Answer the following questions, using complete sentences, in your notebook.:

1. When was the Selective Service (Draft) Board established?

2. In the 1960s, who worked for local draft boards?

3. What professions were considered to be in the “national interest”?

4. What percentage of the eligible population escaped military service during Vietnam?

5. List and explain four ways to legally avoid being drafted in Vietnam.
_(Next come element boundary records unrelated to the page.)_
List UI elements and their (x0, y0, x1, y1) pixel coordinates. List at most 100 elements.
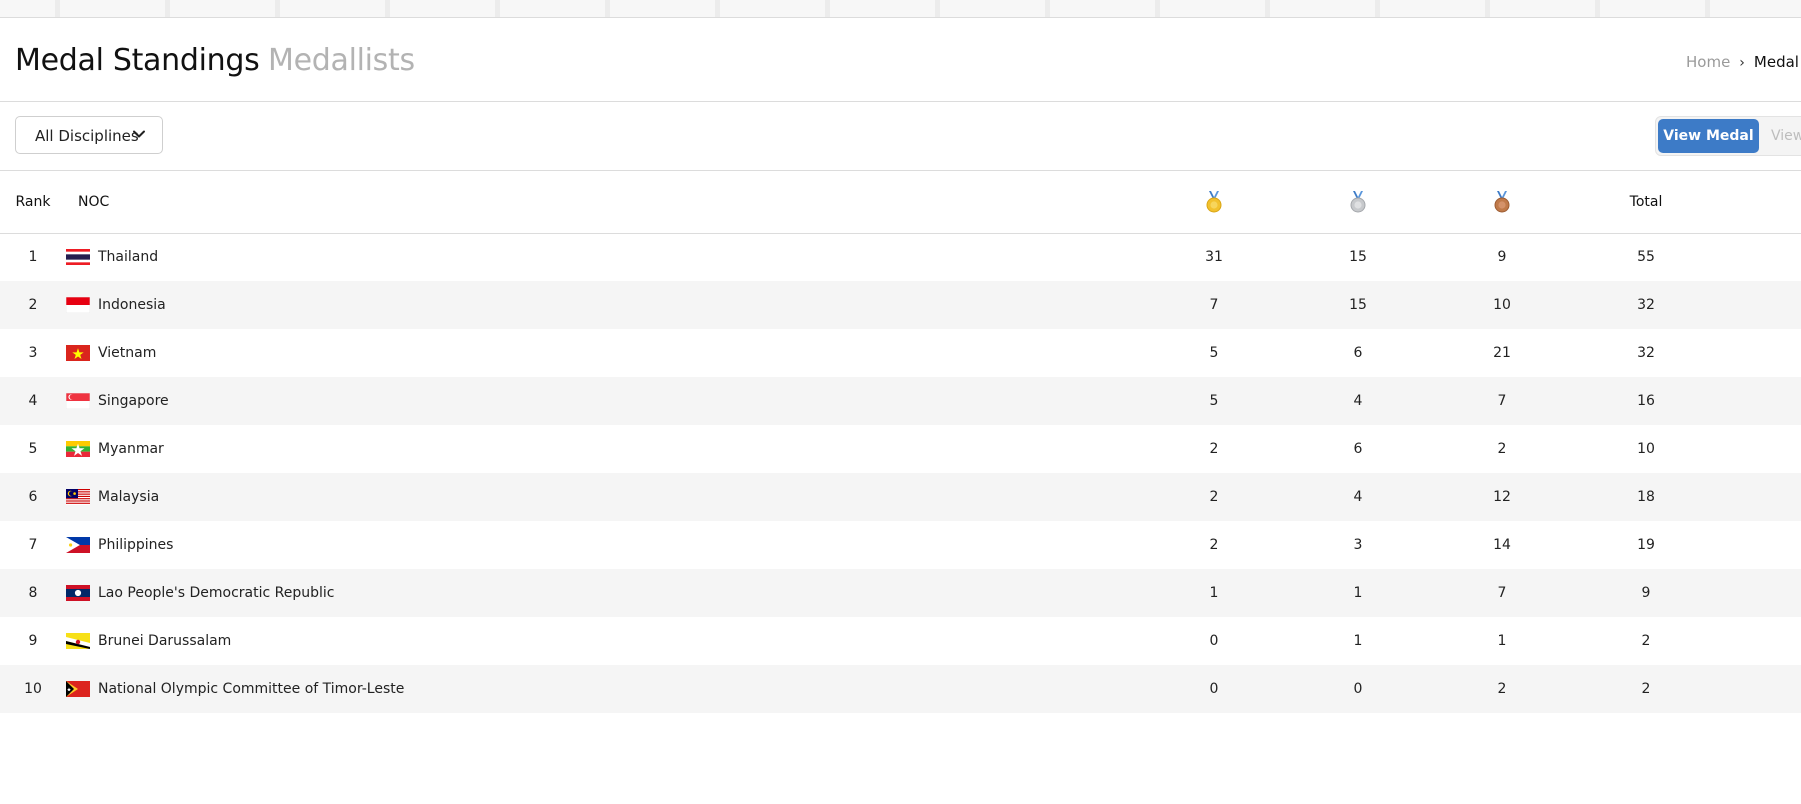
total-count: 32 (1637, 297, 1655, 313)
noc-name[interactable]: Lao People's Democratic Republic (98, 585, 335, 601)
gold-count: 2 (1209, 489, 1219, 505)
total-count: 19 (1637, 537, 1655, 553)
breadcrumb-home-link[interactable]: Home (1686, 53, 1730, 71)
rank-cell: 8 (28, 585, 38, 601)
silver-count: 15 (1349, 297, 1367, 313)
table-row[interactable]: 5 Myanmar 2 6 2 10 (0, 425, 1801, 473)
noc-name[interactable]: Myanmar (98, 441, 164, 457)
column-header-silver[interactable] (1278, 171, 1438, 233)
brunei-flag-icon (66, 633, 90, 649)
bronze-count: 7 (1497, 585, 1507, 601)
total-count: 9 (1641, 585, 1651, 601)
rank-cell: 9 (28, 633, 38, 649)
table-header-row: Rank NOC Total (0, 171, 1801, 233)
rank-cell: 6 (28, 489, 38, 505)
bronze-count: 7 (1497, 393, 1507, 409)
column-header-rank[interactable]: Rank (0, 171, 66, 233)
table-row[interactable]: 2 Indonesia 7 15 10 32 (0, 281, 1801, 329)
tab-medal-standings[interactable]: Medal Standings (15, 43, 260, 78)
bronze-count: 21 (1493, 345, 1511, 361)
rank-cell: 3 (28, 345, 38, 361)
gold-count: 0 (1209, 681, 1219, 697)
laos-flag-icon (66, 585, 90, 601)
noc-cell: Vietnam (66, 329, 1150, 377)
bronze-count: 14 (1493, 537, 1511, 553)
noc-name[interactable]: Vietnam (98, 345, 156, 361)
discipline-dropdown[interactable]: All Disciplines (15, 116, 163, 154)
noc-cell: Lao People's Democratic Republic (66, 569, 1150, 617)
malaysia-flag-icon (66, 489, 90, 505)
column-header-noc[interactable]: NOC (66, 171, 1150, 233)
gold-count: 5 (1209, 345, 1219, 361)
noc-name[interactable]: Indonesia (98, 297, 166, 313)
view-toggle: View Medal View (1655, 116, 1801, 156)
noc-name[interactable]: Brunei Darussalam (98, 633, 231, 649)
gold-count: 31 (1205, 249, 1223, 266)
noc-name[interactable]: Philippines (98, 537, 173, 553)
rank-cell: 1 (28, 249, 38, 266)
bronze-count: 1 (1497, 633, 1507, 649)
rank-cell: 5 (28, 441, 38, 457)
column-header-bronze[interactable] (1438, 171, 1566, 233)
vietnam-flag-icon (66, 345, 90, 361)
column-header-total[interactable]: Total (1566, 171, 1726, 233)
tab-medallists[interactable]: Medallists (268, 43, 415, 78)
silver-count: 3 (1353, 537, 1363, 553)
timor-leste-flag-icon (66, 681, 90, 697)
view-medal-button[interactable]: View Medal (1658, 119, 1759, 153)
bronze-count: 2 (1497, 441, 1507, 457)
silver-count: 1 (1353, 633, 1363, 649)
column-header-spacer (1726, 171, 1801, 233)
bronze-count: 9 (1497, 249, 1507, 266)
gold-count: 2 (1209, 441, 1219, 457)
table-row[interactable]: 8 Lao People's Democratic Republic 1 1 7… (0, 569, 1801, 617)
chevron-down-icon (133, 130, 145, 138)
thailand-flag-icon (66, 249, 90, 266)
noc-cell: Indonesia (66, 281, 1150, 329)
view-other-button[interactable]: View (1771, 128, 1801, 144)
silver-count: 0 (1353, 681, 1363, 697)
table-row[interactable]: 4 Singapore 5 4 7 16 (0, 377, 1801, 425)
noc-cell: Malaysia (66, 473, 1150, 521)
gold-count: 5 (1209, 393, 1219, 409)
silver-count: 15 (1349, 249, 1367, 266)
column-header-gold[interactable] (1150, 171, 1278, 233)
medal-table: Rank NOC Total 1 Thailand 31 15 9 55 2 I… (0, 171, 1801, 713)
rank-cell: 10 (24, 681, 42, 697)
total-count: 2 (1641, 681, 1651, 697)
discipline-dropdown-value: All Disciplines (35, 127, 139, 145)
total-count: 18 (1637, 489, 1655, 505)
singapore-flag-icon (66, 393, 90, 409)
rank-cell: 7 (28, 537, 38, 553)
bronze-medal-icon (1494, 190, 1510, 213)
total-count: 10 (1637, 441, 1655, 457)
silver-count: 6 (1353, 441, 1363, 457)
philippines-flag-icon (66, 537, 90, 553)
myanmar-flag-icon (66, 441, 90, 457)
table-row[interactable]: 1 Thailand 31 15 9 55 (0, 233, 1801, 281)
total-count: 2 (1641, 633, 1651, 649)
noc-name[interactable]: Malaysia (98, 489, 159, 505)
silver-medal-icon (1350, 190, 1366, 213)
noc-name[interactable]: Singapore (98, 393, 169, 409)
noc-cell: Brunei Darussalam (66, 617, 1150, 665)
silver-count: 6 (1353, 345, 1363, 361)
noc-cell: Myanmar (66, 425, 1150, 473)
noc-cell: Thailand (66, 233, 1150, 281)
noc-cell: Philippines (66, 521, 1150, 569)
table-row[interactable]: 3 Vietnam 5 6 21 32 (0, 329, 1801, 377)
table-row[interactable]: 6 Malaysia 2 4 12 18 (0, 473, 1801, 521)
table-row[interactable]: 10 National Olympic Committee of Timor-L… (0, 665, 1801, 713)
silver-count: 1 (1353, 585, 1363, 601)
noc-name[interactable]: Thailand (98, 249, 158, 265)
breadcrumb-current: Medal S (1753, 53, 1801, 71)
noc-cell: Singapore (66, 377, 1150, 425)
noc-name[interactable]: National Olympic Committee of Timor-Lest… (98, 681, 404, 697)
bronze-count: 12 (1493, 489, 1511, 505)
noc-cell: National Olympic Committee of Timor-Lest… (66, 665, 1150, 713)
gold-count: 2 (1209, 537, 1219, 553)
total-count: 16 (1637, 393, 1655, 409)
table-row[interactable]: 7 Philippines 2 3 14 19 (0, 521, 1801, 569)
table-row[interactable]: 9 Brunei Darussalam 0 1 1 2 (0, 617, 1801, 665)
total-count: 32 (1637, 345, 1655, 361)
6. What was the position of students toward the war in the early years?  When and how did that change?

7. What was an IV-F classification and how did some men attempt to obtain it?

8. Why did President Nixon establish the Draft Lottery?

9. What are your thoughts on the draft? Is it a fair system? Should it be implemented in the future if needed? Explain your answers.  If you state the draft should not be used, please include an explanation as to how the US would recruit soldiers to fight in conflicts.